No Brasil, a ausência de Justiça de Transição dominou a abertura do 7º Encontro Norte-Nordeste de Memória, Justiça e Verdade, evento que acontece até domingo em Teresina (PI). Na mesa, dois ex-presos políticos e vítimas do regime militar, o paulista Adriano Diogo e o pernambucano Edival Nunes Cajá destacaram que a celebração dos crimes cometidos durante a ditadura pelo próprio Estado brasileiro é fruto da não responsabilização dos militares pelos assassinatos, torturas e mortes registrados entre 1964 e 1985.
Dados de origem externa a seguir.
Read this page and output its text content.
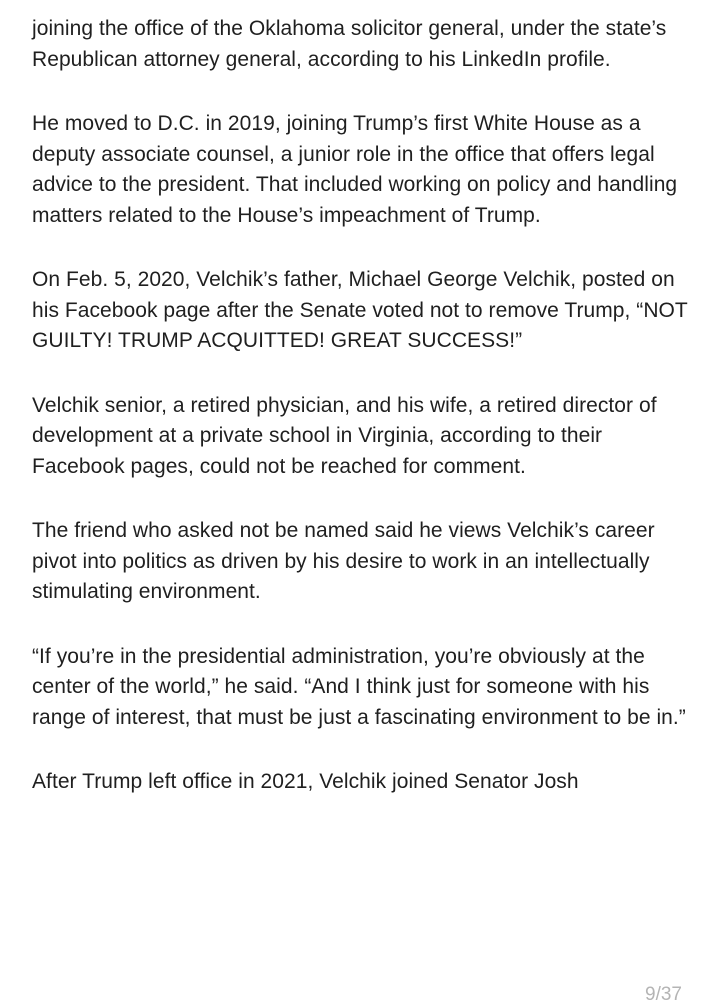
joining the office of the Oklahoma solicitor general, under the state’s Republican attorney general, according to his LinkedIn profile.

He moved to D.C. in 2019, joining Trump’s first White House as a deputy associate counsel, a junior role in the office that offers legal advice to the president. That included working on policy and handling matters related to the House’s impeachment of Trump.

On Feb. 5, 2020, Velchik’s father, Michael George Velchik, posted on his Facebook page after the Senate voted not to remove Trump, “NOT GUILTY! TRUMP ACQUITTED! GREAT SUCCESS!”

Velchik senior, a retired physician, and his wife, a retired director of development at a private school in Virginia, according to their Facebook pages, could not be reached for comment.

The friend who asked not be named said he views Velchik’s career pivot into politics as driven by his desire to work in an intellectually stimulating environment.

“If you’re in the presidential administration, you’re obviously at the center of the world,” he said. “And I think just for someone with his range of interest, that must be just a fascinating environment to be in.”

After Trump left office in 2021, Velchik joined Senator Josh

9/37
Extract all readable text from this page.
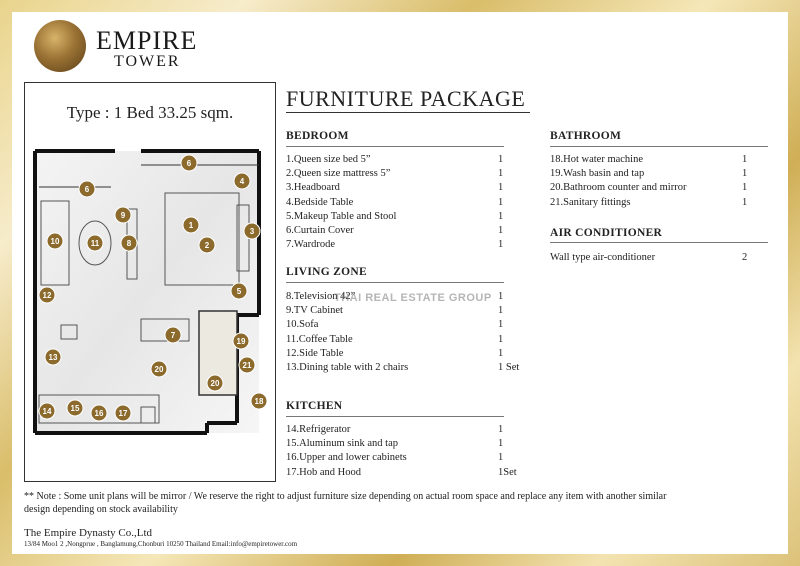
EMPIRE
TOWER
Type : 1 Bed 33.25 sqm.
1
2
3
4
5
6
6
7
8
9
10	11
12
13
14 15
16 17
18
19
20
20
21
FURNITURE PACKAGE
BEDROOM
1.Queen size bed 5”	1
2.Queen size mattress 5”	1
3.Headboard	1
4.Bedside Table	1
5.Makeup Table and Stool	1
6.Curtain Cover	1
7.Wardrode	1
LIVING ZONE
8.Television 42”	1
9.TV Cabinet	1
10.Sofa	1
11.Coffee Table	1
12.Side Table	1
13.Dining table with 2 chairs	1 Set
KITCHEN
14.Refrigerator	1
15.Aluminum sink and tap	1
16.Upper and lower cabinets	1
17.Hob and Hood	1Set
BATHROOM
18.Hot water machine	1
19.Wash basin and tap	1
20.Bathroom counter and mirror	1
21.Sanitary fittings	1
AIR CONDITIONER
Wall type air-conditioner	2
THAI REAL ESTATE GROUP
** Note : Some unit plans will be mirror / We reserve the right to adjust furniture size depending on actual room space and replace any item with another similar design depending on stock availability
The Empire Dynasty Co.,Ltd
13/84 Moo1 2 ,Nongprue , Banglamung,Chonburi 10250 Thailand Email:info@empiretower.com
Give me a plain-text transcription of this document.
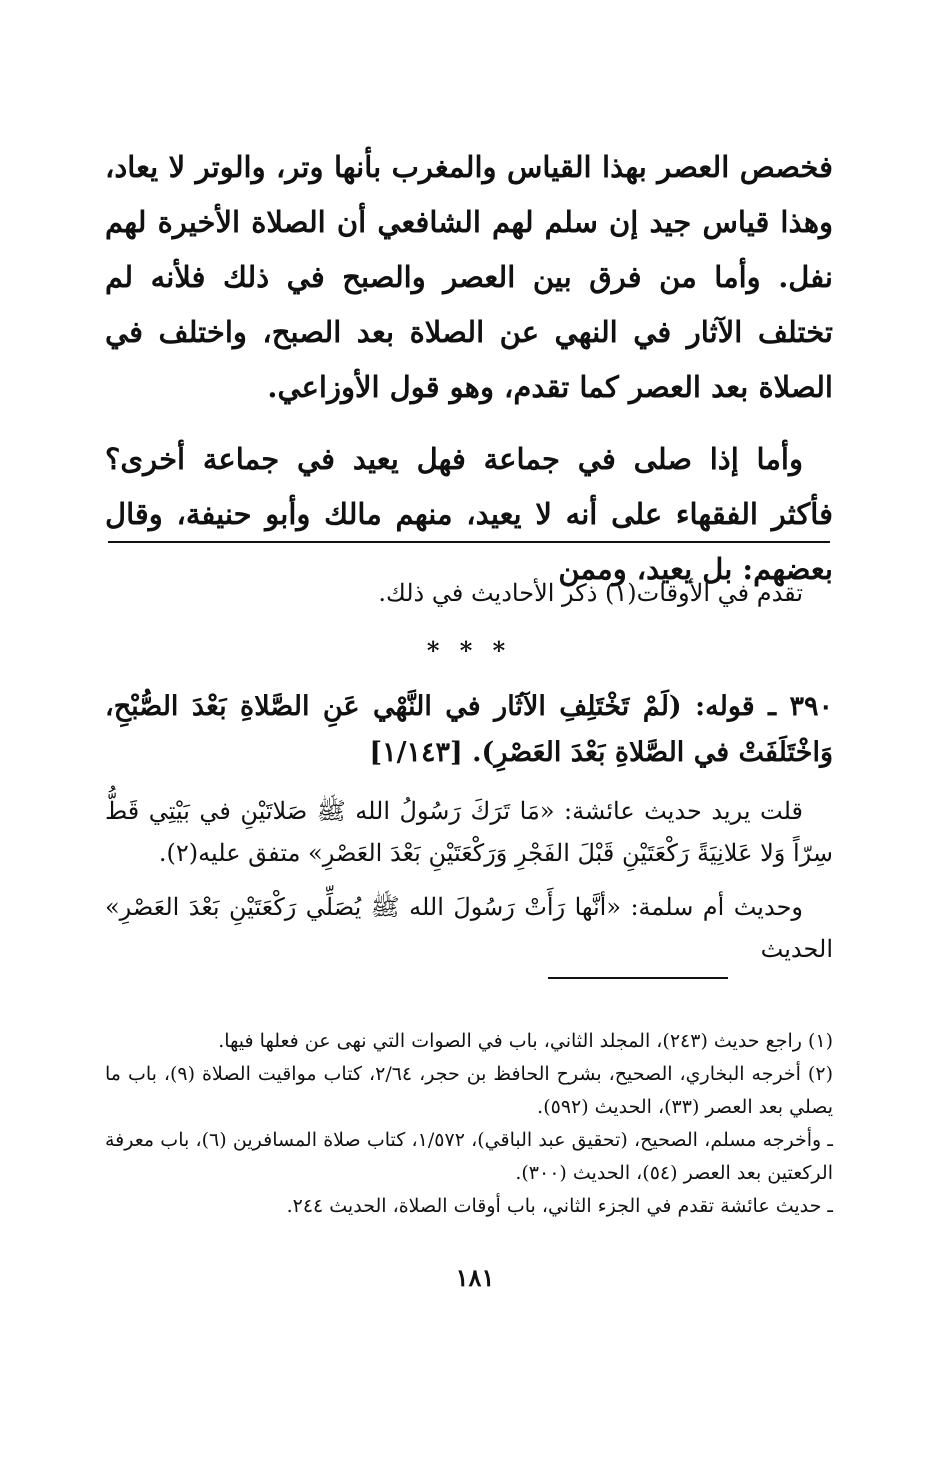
فخصص العصر بهذا القياس والمغرب بأنها وتر، والوتر لا يعاد، وهذا قياس جيد إن سلم لهم الشافعي أن الصلاة الأخيرة لهم نفل. وأما من فرق بين العصر والصبح في ذلك فلأنه لم تختلف الآثار في النهي عن الصلاة بعد الصبح، واختلف في الصلاة بعد العصر كما تقدم، وهو قول الأوزاعي.

وأما إذا صلى في جماعة فهل يعيد في جماعة أخرى؟ فأكثر الفقهاء على أنه لا يعيد، منهم مالك وأبو حنيفة، وقال بعضهم: بل يعيد، وممن

تقدم في الأوقات(١) ذكر الأحاديث في ذلك.

* * *

٣٩٠ ـ قوله: (لَمْ تَخْتَلِفِ الآثَار في النَّهْي عَنِ الصَّلاةِ بَعْدَ الصُّبْحِ، وَاخْتَلَفَتْ في الصَّلاةِ بَعْدَ العَصْرِ). [١/١٤٣]

قلت يريد حديث عائشة: «مَا تَرَكَ رَسُولُ الله ﷺ صَلاتَيْنِ في بَيْتِي قَطُّ سِرّاً وَلا عَلانِيَةً رَكْعَتَيْنِ قَبْلَ الفَجْرِ وَرَكْعَتَيْنِ بَعْدَ العَصْرِ» متفق عليه(٢).

وحديث أم سلمة: «أنَّها رَأَتْ رَسُولَ الله ﷺ يُصَلِّي رَكْعَتَيْنِ بَعْدَ العَصْرِ» الحديث

(١) راجع حديث (٢٤٣)، المجلد الثاني، باب في الصوات التي نهى عن فعلها فيها.

(٢) أخرجه البخاري، الصحيح، بشرح الحافظ بن حجر، ٢/٦٤، كتاب مواقيت الصلاة (٩)، باب ما يصلي بعد العصر (٣٣)، الحديث (٥٩٢).

ـ وأخرجه مسلم، الصحيح، (تحقيق عبد الباقي)، ١/٥٧٢، كتاب صلاة المسافرين (٦)، باب معرفة الركعتين بعد العصر (٥٤)، الحديث (٣٠٠).

ـ حديث عائشة تقدم في الجزء الثاني، باب أوقات الصلاة، الحديث ٢٤٤.

١٨١
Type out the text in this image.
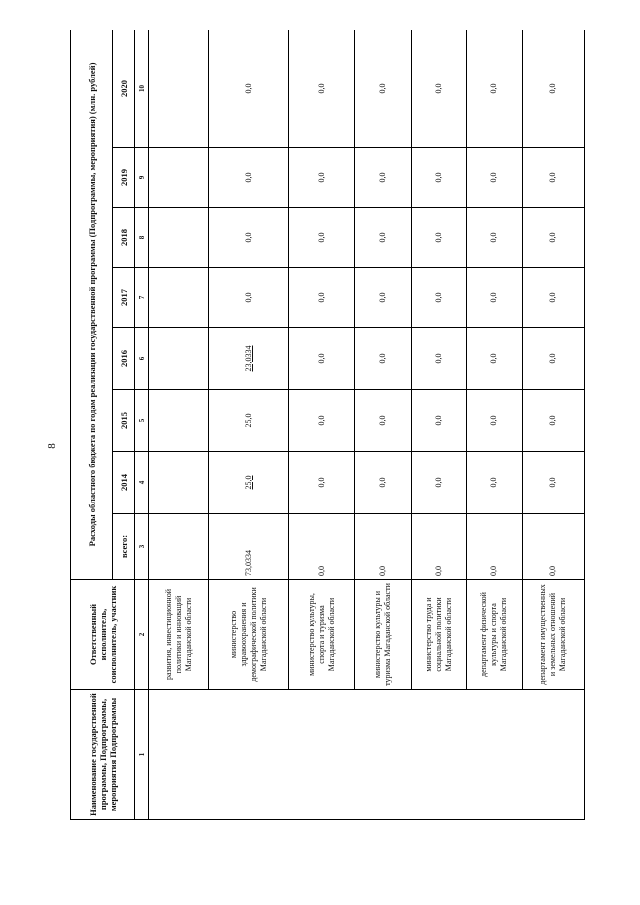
8
Наименование государственной программы, Подпрограммы, мероприятия Подпрограммы	Ответственный исполнитель, соисполнитель, участник	Расходы областного бюджета по годам реализации государственной программы (Подпрограммы, мероприятия) (млн. рублей)							
		всего:	2014	2015	2016	2017	2018	2019	2020
1	2	3	4	5	6	7	8	9	10
	развития, инвестиционной политики и инноваций Магаданской области								
	министерство здравоохранения и демографической политики Магаданской области	73,0334	25,0	25,0	23,0334	0,0	0,0	0,0	0,0
	министерство культуры, спорта и туризма Магаданской области	0,0	0,0	0,0	0,0	0,0	0,0	0,0	0,0
	министерство культуры и туризма Магаданской области	0,0	0,0	0,0	0,0	0,0	0,0	0,0	0,0
	министерство труда и социальной политики Магаданской области	0,0	0,0	0,0	0,0	0,0	0,0	0,0	0,0
	департамент физической культуры и спорта Магаданской области	0,0	0,0	0,0	0,0	0,0	0,0	0,0	0,0
	департамент имущественных и земельных отношений Магаданской области	0,0	0,0	0,0	0,0	0,0	0,0	0,0	0,0
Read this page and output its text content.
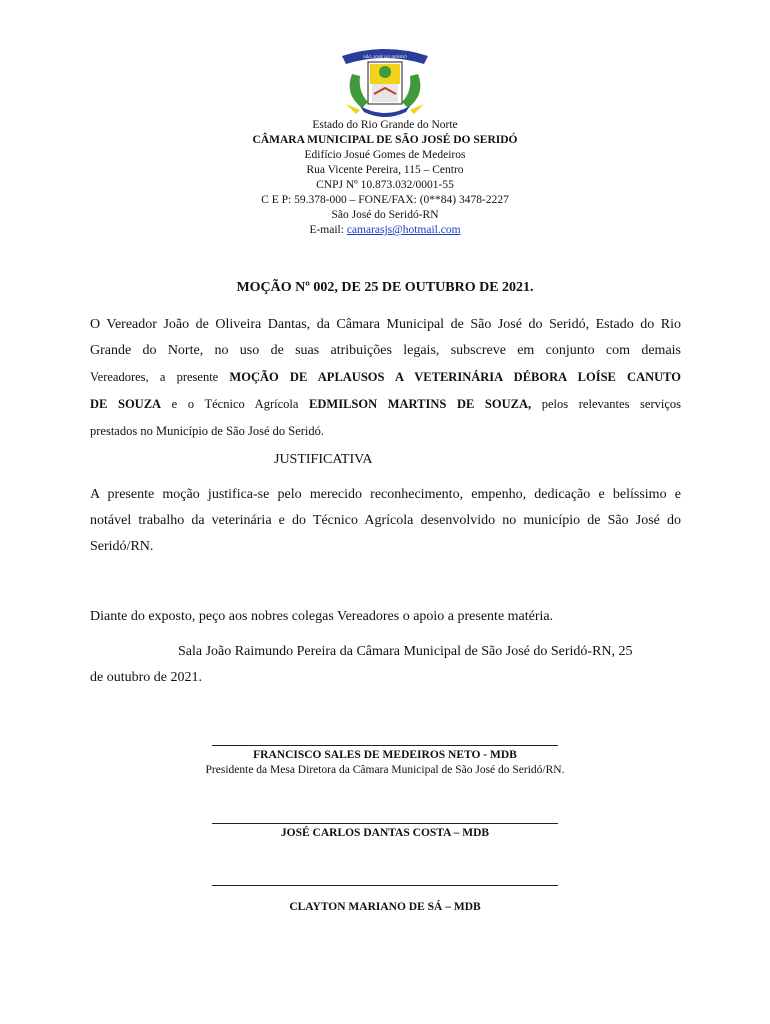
SÃO JOSÉ DO SERIDÓ
Estado do Rio Grande do Norte
CÂMARA MUNICIPAL DE SÃO JOSÉ DO SERIDÓ
Edifício Josué Gomes de Medeiros
Rua Vicente Pereira, 115 – Centro
CNPJ Nº 10.873.032/0001-55
C E P: 59.378-000 – FONE/FAX: (0**84) 3478-2227
São José do Seridó-RN
E-mail: camarasjs@hotmail.com
MOÇÃO Nº 002, DE 25 DE OUTUBRO DE 2021.
O Vereador João de Oliveira Dantas, da Câmara Municipal de São José do Seridó, Estado do Rio
Grande do Norte, no uso de suas atribuições legais, subscreve em conjunto com demais
Vereadores, a presente MOÇÃO DE APLAUSOS A VETERINÁRIA DÉBORA LOÍSE CANUTO
DE SOUZA e o Técnico Agrícola EDMILSON MARTINS DE SOUZA, pelos relevantes serviços
prestados no Município de São José do Seridó.
JUSTIFICATIVA
A presente moção justifica-se pelo merecido reconhecimento, empenho, dedicação e belíssimo e
notável trabalho da veterinária e do Técnico Agrícola desenvolvido no município de São José do
Seridó/RN.
Diante do exposto, peço aos nobres colegas Vereadores o apoio a presente matéria.
Sala João Raimundo Pereira da Câmara Municipal de São José do Seridó-RN, 25
de outubro de 2021.
FRANCISCO SALES DE MEDEIROS NETO - MDB
Presidente da Mesa Diretora da Câmara Municipal de São José do Seridó/RN.
JOSÉ CARLOS DANTAS COSTA – MDB
CLAYTON MARIANO DE SÁ – MDB
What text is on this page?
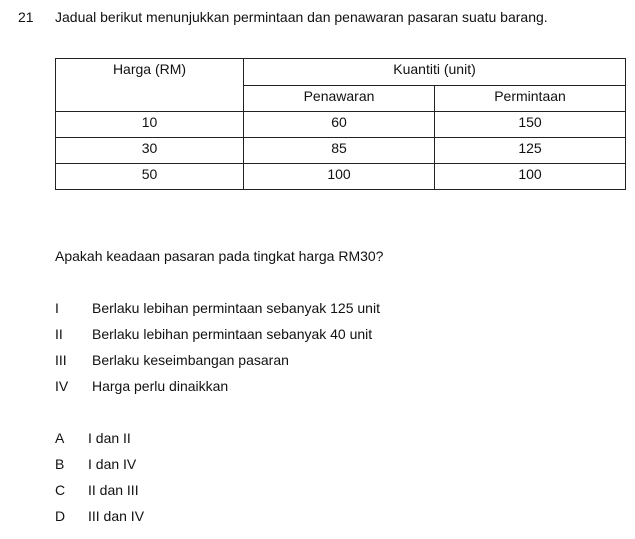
21 Jadual berikut menunjukkan permintaan dan penawaran pasaran suatu barang.
Harga (RM)	Kuantiti (unit)	
	Penawaran	Permintaan
10	60	150
30	85	125
50	100	100
Apakah keadaan pasaran pada tingkat harga RM30?
I Berlaku lebihan permintaan sebanyak 125 unit
II Berlaku lebihan permintaan sebanyak 40 unit
III Berlaku keseimbangan pasaran
IV Harga perlu dinaikkan
A I dan II
B I dan IV
C II dan III
D III dan IV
Tanto Diogo como Cajá citaram a nota da Ordem do Dia divulgada e distribuída nos quarteis pelo ministro da Defesa, general Braga Netto, classificando a ditadura como “marco histórico da evolução política brasileira”.

- O Brasil inteiro ficou em choque com o texto da Ordem do Dia distribuído pelo ministro da Defesa reafirmando os crimes da ditadura. Aqueles papeis foram enviados aos quartéis, o que mostra o grau de desespero dessas pessoas ao ponto de, na véspera de uma eleição, divulgar um documento oficial reafirmando a tortura, o assassinato e a necessidade que eles têm que esse tipo de regime se perpetue no Brasil”,

Adriano Diogo, ex-presidente da Comissão da Verdade de São Paulo Rubens Paiva.

Adriano Diogo é ex-presidente da Comissão da Verdade de São Paulo Rubens Paiva / foto: Jana Sá

Ele destacou duas fases do regime militar nos últimos 60 anos. A primeira, entre 1964 e 1985, “muito mal investigada e nunca julgada”. Já a segunda fase, na visão do ativista, começa “na guerra híbrida de 2013, se consolida com o golpe de 2016 e chega ao bolsonarismo de 2022”. Segundo Adriano Diogo, o que mais impressiona neste “novo regime militar” foram os filhos da pandemia, e é por eles que Bolsonaro será cobrado:

- São mais de 660 mil mortos, além da subnotificação. O que o povo está querendo saber é se o tratamento dado pelo governo brasileiro foi um homicídio doloso ou culposo. Querem saber se o genocídio foi intencional ou um descaso, acidente. É isso que o povo vai cobrar na campanha e é essa resposta que teremos que estar preparados para responder”, disse.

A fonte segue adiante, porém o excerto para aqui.